Wir leben in einer bildergeprägten Gesellschaft und es ist ein offenes Geheimnis, dass die Radiologie viele Aufgaben übernommen hat, die früher der körperlichen Untersuchung beziehungsweise der Anamnese zugeordnet waren. Der Druck in den klinischen Fächern nimmt zu und es steht immer weniger Zeit für diese Tätigkeiten wie auch für das Gespräch mit den Patienten zur Verfügung. Deshalb hat die Bedeutung einer objektivierten Methode wie der Radiologie in den 25 Jahren meiner Berufstätigkeit ständig zugenommen. Die Sichtbarkeit beim Patienten und bei den klinischen Kollegen hat jeder Radiologe selbst in der Hand.
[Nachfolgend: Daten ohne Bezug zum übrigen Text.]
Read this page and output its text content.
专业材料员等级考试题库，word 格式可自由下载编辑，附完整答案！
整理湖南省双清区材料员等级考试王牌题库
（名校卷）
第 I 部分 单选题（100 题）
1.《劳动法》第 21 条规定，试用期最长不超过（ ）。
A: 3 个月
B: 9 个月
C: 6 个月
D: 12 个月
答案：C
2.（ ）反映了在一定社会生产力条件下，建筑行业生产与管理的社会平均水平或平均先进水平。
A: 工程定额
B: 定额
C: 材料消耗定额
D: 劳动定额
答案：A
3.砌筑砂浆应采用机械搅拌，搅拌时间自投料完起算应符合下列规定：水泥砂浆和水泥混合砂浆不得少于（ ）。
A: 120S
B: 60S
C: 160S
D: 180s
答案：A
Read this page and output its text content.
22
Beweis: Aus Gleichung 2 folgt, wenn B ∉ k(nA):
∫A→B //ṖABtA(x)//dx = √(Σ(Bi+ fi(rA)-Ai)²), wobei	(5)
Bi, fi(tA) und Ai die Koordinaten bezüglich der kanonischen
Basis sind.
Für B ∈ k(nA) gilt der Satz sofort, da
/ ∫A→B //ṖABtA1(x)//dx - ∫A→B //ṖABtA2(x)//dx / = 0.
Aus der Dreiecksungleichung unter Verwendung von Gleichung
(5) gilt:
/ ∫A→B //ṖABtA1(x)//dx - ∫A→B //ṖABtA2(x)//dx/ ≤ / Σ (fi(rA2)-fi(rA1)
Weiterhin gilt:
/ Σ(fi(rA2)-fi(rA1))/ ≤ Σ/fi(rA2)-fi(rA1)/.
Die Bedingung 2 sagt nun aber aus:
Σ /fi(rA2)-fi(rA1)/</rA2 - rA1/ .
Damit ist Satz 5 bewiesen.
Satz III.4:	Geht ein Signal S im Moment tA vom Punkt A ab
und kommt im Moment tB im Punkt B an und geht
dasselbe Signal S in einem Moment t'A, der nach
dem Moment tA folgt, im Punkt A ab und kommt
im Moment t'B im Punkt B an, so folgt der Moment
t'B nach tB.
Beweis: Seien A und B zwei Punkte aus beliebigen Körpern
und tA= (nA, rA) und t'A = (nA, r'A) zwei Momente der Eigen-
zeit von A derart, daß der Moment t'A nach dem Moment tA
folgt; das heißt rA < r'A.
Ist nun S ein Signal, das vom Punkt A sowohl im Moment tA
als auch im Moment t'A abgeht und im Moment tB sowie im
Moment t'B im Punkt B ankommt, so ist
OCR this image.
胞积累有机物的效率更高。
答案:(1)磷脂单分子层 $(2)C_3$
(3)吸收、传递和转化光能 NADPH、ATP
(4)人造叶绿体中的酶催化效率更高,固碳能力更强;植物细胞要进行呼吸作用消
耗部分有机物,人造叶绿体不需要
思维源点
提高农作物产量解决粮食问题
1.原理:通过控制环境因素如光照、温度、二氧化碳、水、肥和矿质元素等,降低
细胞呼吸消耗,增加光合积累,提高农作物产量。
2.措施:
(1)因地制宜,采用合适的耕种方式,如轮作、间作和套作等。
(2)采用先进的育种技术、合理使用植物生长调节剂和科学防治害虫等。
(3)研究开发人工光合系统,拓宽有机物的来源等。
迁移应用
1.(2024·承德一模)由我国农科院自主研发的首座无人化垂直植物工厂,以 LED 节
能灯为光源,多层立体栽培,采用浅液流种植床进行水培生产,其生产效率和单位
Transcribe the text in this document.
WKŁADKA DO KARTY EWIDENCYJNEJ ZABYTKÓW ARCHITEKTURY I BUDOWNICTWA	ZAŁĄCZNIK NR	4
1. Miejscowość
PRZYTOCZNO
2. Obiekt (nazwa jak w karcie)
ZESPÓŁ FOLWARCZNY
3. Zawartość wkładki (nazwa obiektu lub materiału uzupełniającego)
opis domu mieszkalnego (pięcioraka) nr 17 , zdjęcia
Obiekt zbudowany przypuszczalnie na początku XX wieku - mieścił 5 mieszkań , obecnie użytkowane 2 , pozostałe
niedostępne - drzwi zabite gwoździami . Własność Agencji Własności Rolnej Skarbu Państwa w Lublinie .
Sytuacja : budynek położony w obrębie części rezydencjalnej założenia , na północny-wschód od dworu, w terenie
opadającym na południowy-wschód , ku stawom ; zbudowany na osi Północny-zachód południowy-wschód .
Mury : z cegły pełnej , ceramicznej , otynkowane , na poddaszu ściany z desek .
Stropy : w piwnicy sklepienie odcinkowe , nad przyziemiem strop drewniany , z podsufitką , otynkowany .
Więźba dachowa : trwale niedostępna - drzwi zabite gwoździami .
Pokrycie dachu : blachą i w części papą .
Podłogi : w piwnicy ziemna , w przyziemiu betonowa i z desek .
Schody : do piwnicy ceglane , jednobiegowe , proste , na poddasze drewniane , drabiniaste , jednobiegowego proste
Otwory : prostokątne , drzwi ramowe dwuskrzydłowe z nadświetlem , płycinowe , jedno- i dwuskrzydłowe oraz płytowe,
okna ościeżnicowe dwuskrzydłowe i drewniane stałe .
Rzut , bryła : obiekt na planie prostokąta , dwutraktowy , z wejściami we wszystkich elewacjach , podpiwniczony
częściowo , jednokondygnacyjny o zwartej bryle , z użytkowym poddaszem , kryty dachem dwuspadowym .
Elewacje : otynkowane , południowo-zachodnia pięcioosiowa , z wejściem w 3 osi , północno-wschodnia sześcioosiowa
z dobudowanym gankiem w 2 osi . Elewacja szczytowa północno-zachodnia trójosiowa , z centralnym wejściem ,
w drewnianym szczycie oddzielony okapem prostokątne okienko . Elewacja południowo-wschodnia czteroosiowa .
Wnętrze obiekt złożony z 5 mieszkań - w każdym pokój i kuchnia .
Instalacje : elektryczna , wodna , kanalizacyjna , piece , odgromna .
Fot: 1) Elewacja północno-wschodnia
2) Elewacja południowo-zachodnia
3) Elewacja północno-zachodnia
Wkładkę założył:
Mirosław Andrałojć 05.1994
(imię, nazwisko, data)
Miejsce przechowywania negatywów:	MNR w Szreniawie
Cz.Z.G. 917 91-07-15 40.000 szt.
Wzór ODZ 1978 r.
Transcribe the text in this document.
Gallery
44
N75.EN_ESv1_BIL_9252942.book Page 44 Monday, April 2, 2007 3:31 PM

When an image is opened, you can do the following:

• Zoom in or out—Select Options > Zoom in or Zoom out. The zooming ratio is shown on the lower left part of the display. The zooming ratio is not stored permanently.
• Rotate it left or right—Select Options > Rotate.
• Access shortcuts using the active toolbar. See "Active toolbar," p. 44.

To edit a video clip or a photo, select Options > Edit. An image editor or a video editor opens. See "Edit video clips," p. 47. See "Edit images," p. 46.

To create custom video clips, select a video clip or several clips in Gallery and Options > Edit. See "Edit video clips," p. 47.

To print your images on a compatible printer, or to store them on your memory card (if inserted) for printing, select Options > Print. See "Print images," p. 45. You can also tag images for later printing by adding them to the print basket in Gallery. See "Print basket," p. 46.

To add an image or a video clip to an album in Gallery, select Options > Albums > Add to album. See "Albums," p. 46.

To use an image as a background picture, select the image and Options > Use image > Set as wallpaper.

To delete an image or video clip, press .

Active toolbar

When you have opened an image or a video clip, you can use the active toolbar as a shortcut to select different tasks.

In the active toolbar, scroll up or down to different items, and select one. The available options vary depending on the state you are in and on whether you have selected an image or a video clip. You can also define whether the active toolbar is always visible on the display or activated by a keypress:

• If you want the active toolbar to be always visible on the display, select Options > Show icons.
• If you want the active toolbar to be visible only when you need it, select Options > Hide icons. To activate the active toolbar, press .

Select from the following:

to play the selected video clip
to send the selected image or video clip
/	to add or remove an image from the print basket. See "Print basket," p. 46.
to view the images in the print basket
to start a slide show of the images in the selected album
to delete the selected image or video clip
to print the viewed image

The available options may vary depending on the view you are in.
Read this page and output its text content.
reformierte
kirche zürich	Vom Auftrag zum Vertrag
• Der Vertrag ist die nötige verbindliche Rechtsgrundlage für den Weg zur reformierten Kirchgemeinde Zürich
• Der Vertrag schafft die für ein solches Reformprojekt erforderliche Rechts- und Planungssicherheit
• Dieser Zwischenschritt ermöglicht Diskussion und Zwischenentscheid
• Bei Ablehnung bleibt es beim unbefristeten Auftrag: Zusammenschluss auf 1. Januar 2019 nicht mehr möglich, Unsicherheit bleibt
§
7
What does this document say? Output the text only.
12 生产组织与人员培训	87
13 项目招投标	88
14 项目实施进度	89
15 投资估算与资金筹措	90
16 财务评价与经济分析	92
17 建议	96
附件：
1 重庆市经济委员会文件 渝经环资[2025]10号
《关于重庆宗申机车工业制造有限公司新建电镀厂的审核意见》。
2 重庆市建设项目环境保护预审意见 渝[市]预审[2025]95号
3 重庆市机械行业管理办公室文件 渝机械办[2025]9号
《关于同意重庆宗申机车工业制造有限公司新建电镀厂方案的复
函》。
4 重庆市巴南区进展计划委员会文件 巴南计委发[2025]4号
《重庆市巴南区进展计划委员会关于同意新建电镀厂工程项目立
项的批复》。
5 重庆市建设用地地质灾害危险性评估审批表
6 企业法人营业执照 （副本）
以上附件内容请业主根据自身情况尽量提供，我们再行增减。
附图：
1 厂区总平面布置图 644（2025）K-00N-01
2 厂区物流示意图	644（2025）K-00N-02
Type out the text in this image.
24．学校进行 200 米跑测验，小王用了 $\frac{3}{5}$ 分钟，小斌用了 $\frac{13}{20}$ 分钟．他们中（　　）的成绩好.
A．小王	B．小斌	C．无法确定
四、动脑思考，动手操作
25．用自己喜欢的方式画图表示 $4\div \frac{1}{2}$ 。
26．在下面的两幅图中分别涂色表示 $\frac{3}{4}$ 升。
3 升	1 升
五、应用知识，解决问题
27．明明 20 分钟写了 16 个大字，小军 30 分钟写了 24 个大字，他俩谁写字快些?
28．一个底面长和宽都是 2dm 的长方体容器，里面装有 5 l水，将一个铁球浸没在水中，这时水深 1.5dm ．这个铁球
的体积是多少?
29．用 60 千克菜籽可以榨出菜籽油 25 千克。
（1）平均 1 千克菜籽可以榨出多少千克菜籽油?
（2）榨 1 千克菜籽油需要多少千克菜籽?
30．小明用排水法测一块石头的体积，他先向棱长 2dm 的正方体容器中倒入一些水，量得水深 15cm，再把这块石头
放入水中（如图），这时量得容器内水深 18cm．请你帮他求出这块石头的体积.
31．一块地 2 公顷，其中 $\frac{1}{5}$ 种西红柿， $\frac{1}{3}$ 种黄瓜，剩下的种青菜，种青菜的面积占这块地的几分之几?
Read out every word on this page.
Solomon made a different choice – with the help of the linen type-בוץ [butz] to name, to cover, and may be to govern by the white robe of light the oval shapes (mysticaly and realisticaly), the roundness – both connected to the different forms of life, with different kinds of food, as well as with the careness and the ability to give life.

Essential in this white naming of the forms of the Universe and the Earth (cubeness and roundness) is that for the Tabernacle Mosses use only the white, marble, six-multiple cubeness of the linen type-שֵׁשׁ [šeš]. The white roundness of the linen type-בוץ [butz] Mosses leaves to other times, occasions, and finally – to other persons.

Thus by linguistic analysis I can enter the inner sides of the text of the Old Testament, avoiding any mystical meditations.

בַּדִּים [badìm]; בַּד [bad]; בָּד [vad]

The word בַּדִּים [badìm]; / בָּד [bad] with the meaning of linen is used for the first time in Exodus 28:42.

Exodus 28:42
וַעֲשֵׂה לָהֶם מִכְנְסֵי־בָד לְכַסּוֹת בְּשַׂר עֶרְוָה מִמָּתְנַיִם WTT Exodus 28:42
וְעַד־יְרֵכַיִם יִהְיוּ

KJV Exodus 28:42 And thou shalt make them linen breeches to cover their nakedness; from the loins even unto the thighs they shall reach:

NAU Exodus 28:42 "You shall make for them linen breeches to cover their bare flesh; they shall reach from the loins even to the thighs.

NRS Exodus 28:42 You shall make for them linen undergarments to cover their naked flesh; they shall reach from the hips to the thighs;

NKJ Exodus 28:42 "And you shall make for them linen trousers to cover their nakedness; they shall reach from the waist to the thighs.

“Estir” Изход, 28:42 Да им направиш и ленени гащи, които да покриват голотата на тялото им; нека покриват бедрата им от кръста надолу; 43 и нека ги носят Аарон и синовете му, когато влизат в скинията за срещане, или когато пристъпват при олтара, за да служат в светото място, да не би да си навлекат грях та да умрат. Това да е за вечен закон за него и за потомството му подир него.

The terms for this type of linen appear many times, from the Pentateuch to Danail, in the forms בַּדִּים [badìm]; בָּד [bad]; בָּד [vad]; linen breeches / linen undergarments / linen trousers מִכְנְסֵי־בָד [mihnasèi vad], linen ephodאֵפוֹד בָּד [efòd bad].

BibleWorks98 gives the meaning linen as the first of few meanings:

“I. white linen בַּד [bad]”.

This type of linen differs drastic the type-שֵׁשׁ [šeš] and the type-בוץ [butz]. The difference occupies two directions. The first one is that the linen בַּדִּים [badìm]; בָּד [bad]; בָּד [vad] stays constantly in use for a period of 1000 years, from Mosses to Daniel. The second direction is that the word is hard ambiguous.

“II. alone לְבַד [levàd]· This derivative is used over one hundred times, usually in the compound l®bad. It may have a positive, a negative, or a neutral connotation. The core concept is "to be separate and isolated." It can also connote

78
Die Qualitätsoffensiven der letzten Zeit haben gezeigt, dass es nicht um mehr Untersuchungen geht, sondern darum, die Zufriedenheit des Patienten mit den Untersuchungen zu erhöhen.
Vielen Dank für das Gespräch!
IM PROFIL
Prof. Dr. Norbert Hosten ist seit 2001 Lehrstuhlinhaber für Diagnostische und Interventionelle Radiologie an der Universität Greifswald. Die Arbeitsschwerpunkte des Neuroradiologen liegen in der Magnetresonanztomographie, der Interventionellen Radiologie und der Telemedizin. Der gebürtige Düsseldorfer studierte, promovierte und habilitierte sich an der Freien Universität Berlin. Zuletzt war er Leitender Oberarzt an der Strahlen- und Poliklinik am Berliner Rudolf-Virchow-Klinikum. Im Jahr 2008 übernahm er den Vorstandsvorsitz des Vereins Telemedizin in der Euroregion Pomerania – ein Zusammenschluss von Experten, der sich die Entwicklung und den Ausbau der Telemedizin in der dünn besiedelten Region zum Ziel gesetzt hat.